A lo largo del día fueron surgiendo más y más casos; se llegaron a contabilizar hasta 64 casos. El hospital estaba desbordado. El tránsito de enfermeros y afectados era constante. La noticia empezó a extenderse como una mancha de aceite; en poco más de media hora llegaron los periodistas locales al hospital. La furgoneta de Rotorville Televisión, con su enorme logo en rojo, no hizo más que atraer a curiosos y personas sin demasiado que hacer; decenas de jubilados dejaron de lado las obras del parque Riverhood, para trasladarse a las medianías del hospital. Poco después, la furgoneta azul de Canal 7, canal republicano de la capital, se estacionó a pocos metros de la puerta de urgencias; privilegio que le otorga ser una de las televisiones más influyentes de la zona. Los flashes, micrófonos, y cámaras, empezaron a balancearse por todas las salas. Y poco a poco, pero sin pausa, llegaron más medios de comunicación al pequeño y concurrido hospital.
-¡Extraterrestres, han sido los extraterrestres!- se escuchó nuevamente en la sala de espera. El silencio se hizo, como si alguien hubiese pulsado al botón de mute en el momento más álgido de una película. Nuevamente, el anciano había aparecido en la sala. -¡Extraterrestres, han sido los extraterrestres!- reiteró. Reporteros, pacientes, trabajadores del hospital, y curiosos del lugar, quedaron paralizados observando al viejo, sin saber como reaccionar ni avanzar en tan disparatada situación. -¡Fue hace 40 años!, también en Rotorville- prosiguió el longevo hombre, aprovechando las miradas de atención de la multitud -Decenas de personas tuvieron los mismos síntomas, yo mismo acabé con la mano destrozada aquel 30 de Abril... uno de los días más negros que recuerdo. Pero misteriosamente, al día siguiente, nadie recordaba nada. ¡Nadie! Solo yo y Frankie, mi viejo amigo Frankie, mantuvimos vagos recuerdos de aquel hecho. Y lo sé, estoy convencido, que aquello no fue provocado por humanos, ni animales, ni ningún elemento de nuestro planeta. Fueron ellos, los extraterrestres. ¡Fueron los extraterrestres, y han regresado!-.
-Que mal rollo de abuelo- exclamó de uno de los curiosos.
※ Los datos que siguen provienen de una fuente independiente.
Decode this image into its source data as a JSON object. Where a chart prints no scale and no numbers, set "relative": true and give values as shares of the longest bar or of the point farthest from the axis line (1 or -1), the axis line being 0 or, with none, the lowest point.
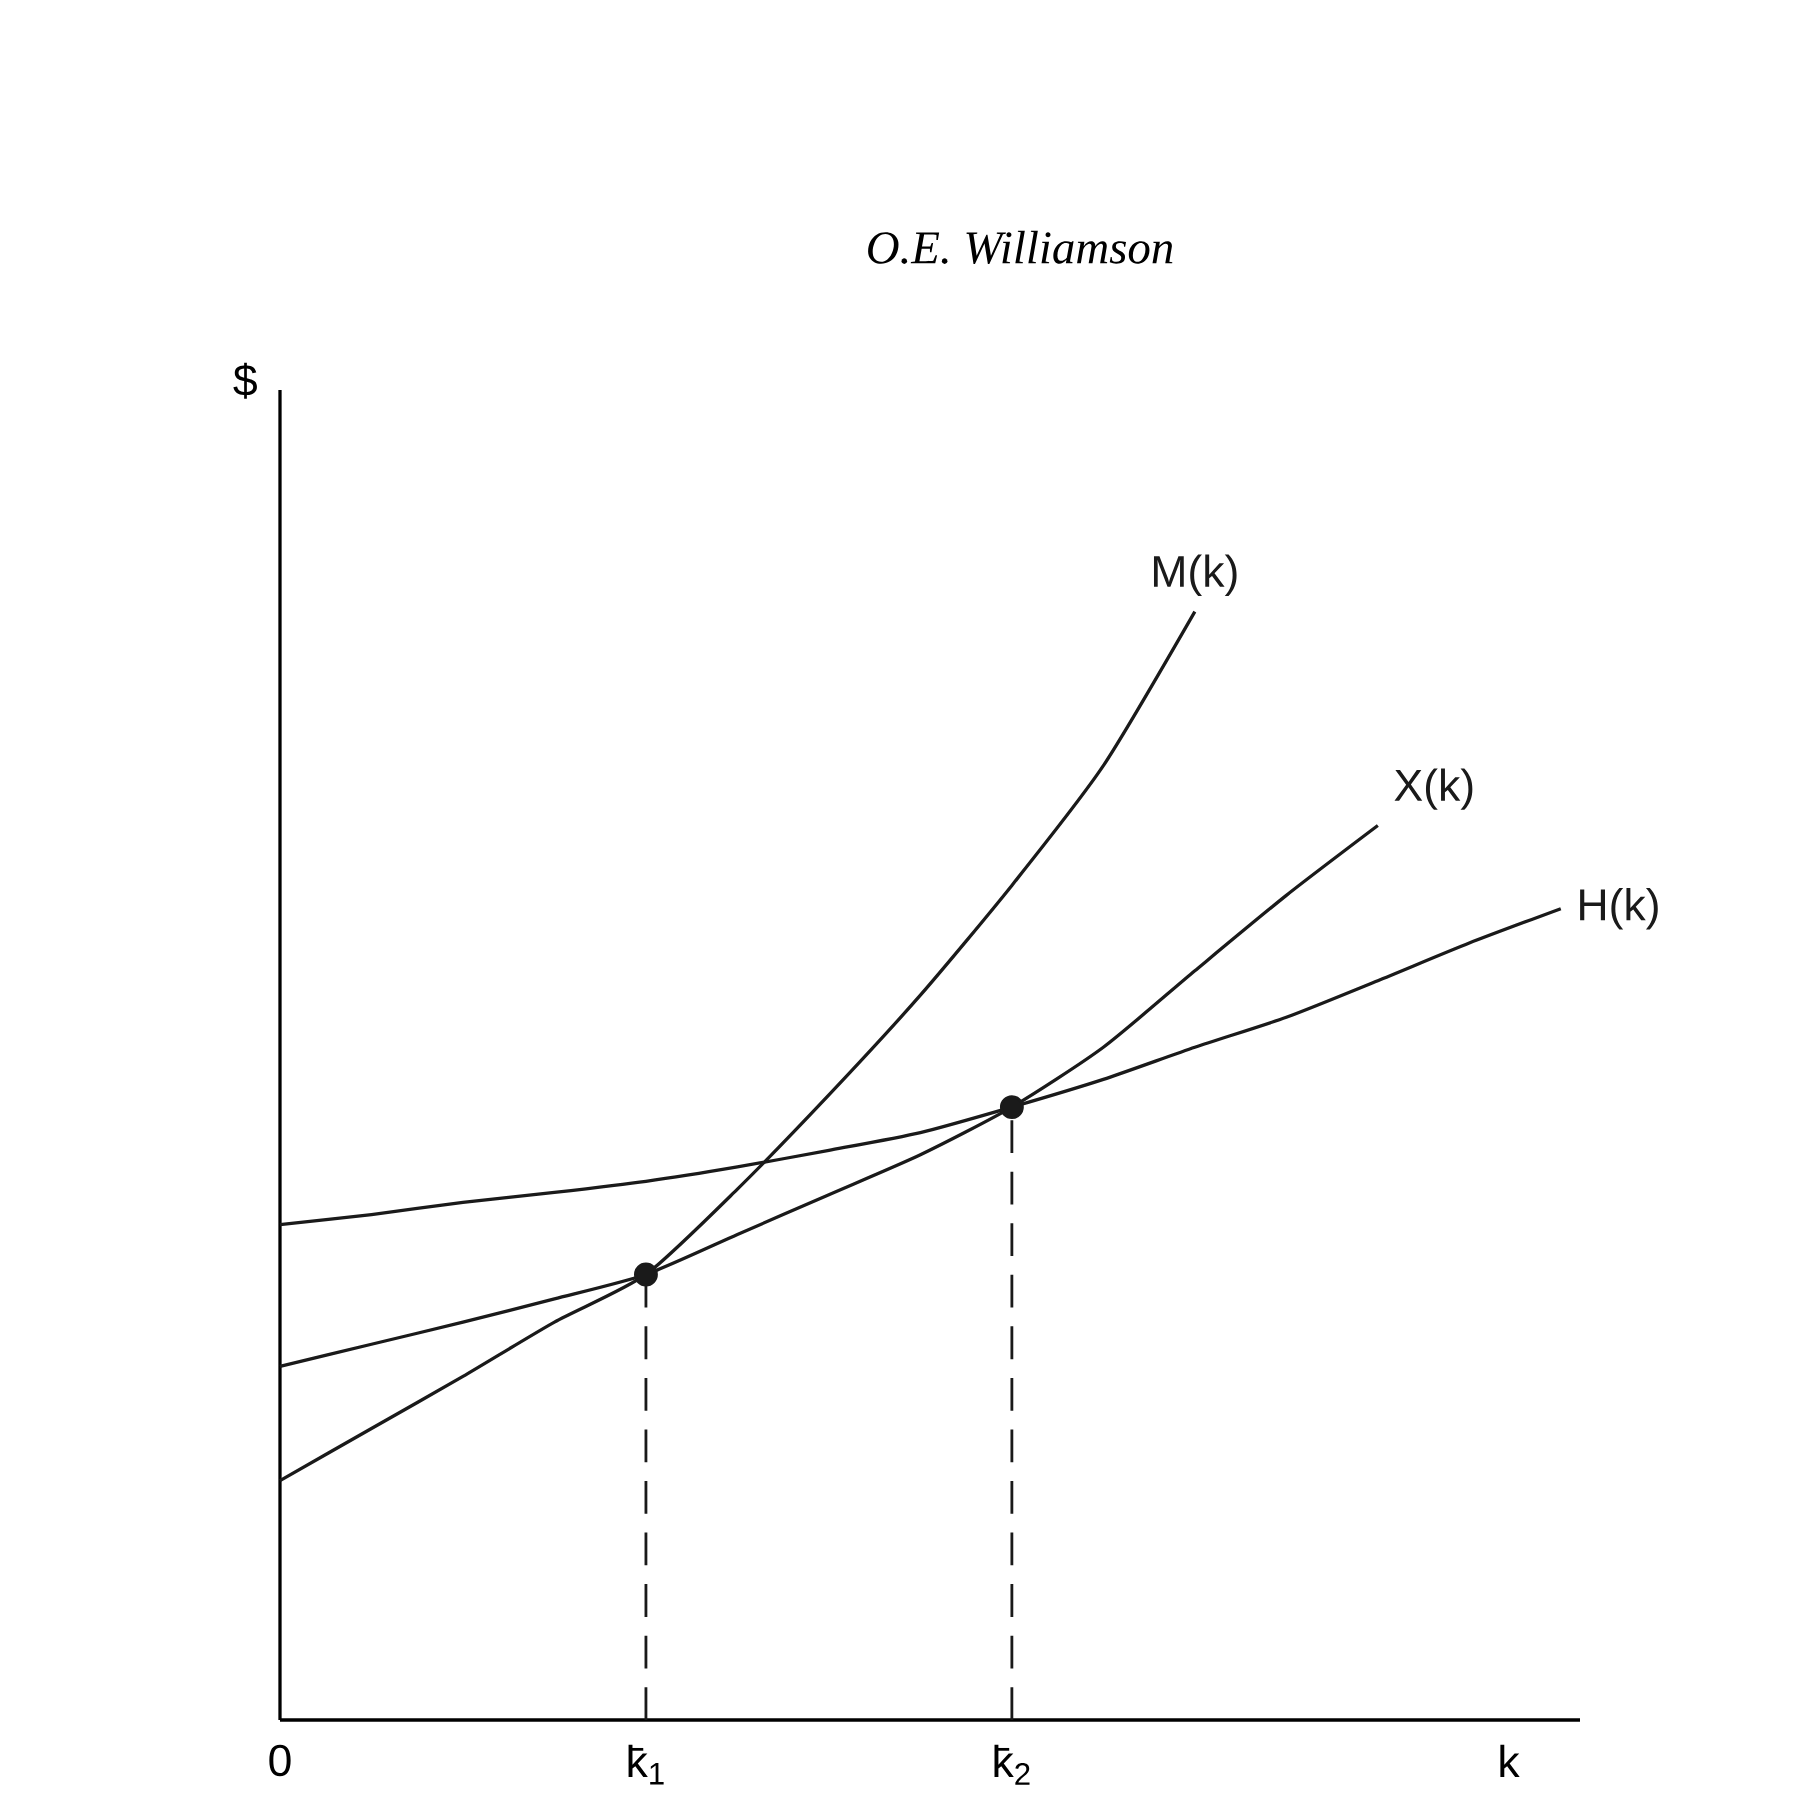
{
  "chart_data": {
    "type": "line",
    "title": "O.E. Williamson",
    "xlabel": "k",
    "ylabel": "$",
    "relative": true,
    "categories": [
      "0",
      null,
      null,
      null,
      "k̄$_{1}$",
      null,
      null,
      null,
      "k̄$_{2}$",
      null,
      null,
      null,
      null,
      null,
      null
    ],
    "series": [
      {
        "name": "M(k)",
        "color": "#1a1a1a",
        "values": [
          0.216,
          0.263,
          0.31,
          0.359,
          0.402,
          0.479,
          0.564,
          0.654,
          0.753,
          0.861,
          1,
          null,
          null,
          null,
          null
        ]
      },
      {
        "name": "X(k)",
        "color": "#1a1a1a",
        "values": [
          0.319,
          0.339,
          0.359,
          0.38,
          0.402,
          0.438,
          0.474,
          0.51,
          0.553,
          0.607,
          0.676,
          0.744,
          0.807,
          null,
          null
        ]
      },
      {
        "name": "H(k)",
        "color": "#1a1a1a",
        "values": [
          0.447,
          0.456,
          0.467,
          0.476,
          0.486,
          0.499,
          0.514,
          0.53,
          0.553,
          0.578,
          0.607,
          0.634,
          0.667,
          0.701,
          0.732
        ]
      },
      {
        "type": "lollipop",
        "color": "#1a1a1a",
        "line_style": "dashed",
        "marker": "circle",
        "values": [
          null,
          null,
          null,
          null,
          0.402,
          null,
          null,
          null,
          0.553,
          null,
          null,
          null,
          null,
          null,
          null
        ]
      }
    ]
  }
}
Hecho que provocó que el silencio se desplazara, y toda la multitud, ignorando al anciano, prosiguiese con sus preguntas, murmullos, flashes, y rutina del momento.
El día prosiguió con el mismo ajetreo hasta llegada la madrugada, donde no se contabilizó ningún caso más. Al día siguiente, nadie recordaba nada. El pueblo amaneció como siempre, y los jóvenes lisiados, tenían un popurrí de historias variadas para describir sus lesiones; me pillé con una puerta, fue jugando a la consola durante horas, o se me cayó la televisión encima mientras limpiaba en el comedor. Todo eran recuerdos erróneos, falsos. Ni siquiera constaban los hechos en las retransmisiones de Canal 7 o Rortoville Televisión del día anterior; ni en la memoria de los televidentes, ni en los archivos de los canales. Nadie, nadie, recordaba nada. Pero tampoco tenían ningún vacío, pues los recuerdos de aquel día, habían estado suplantados.
Bueno, nadie nadie, no. Hay alguien, un viejo loco, que aún guardaba un recuerdo blindado en su memoria. Aunque desgraciadamente, nadie le creía.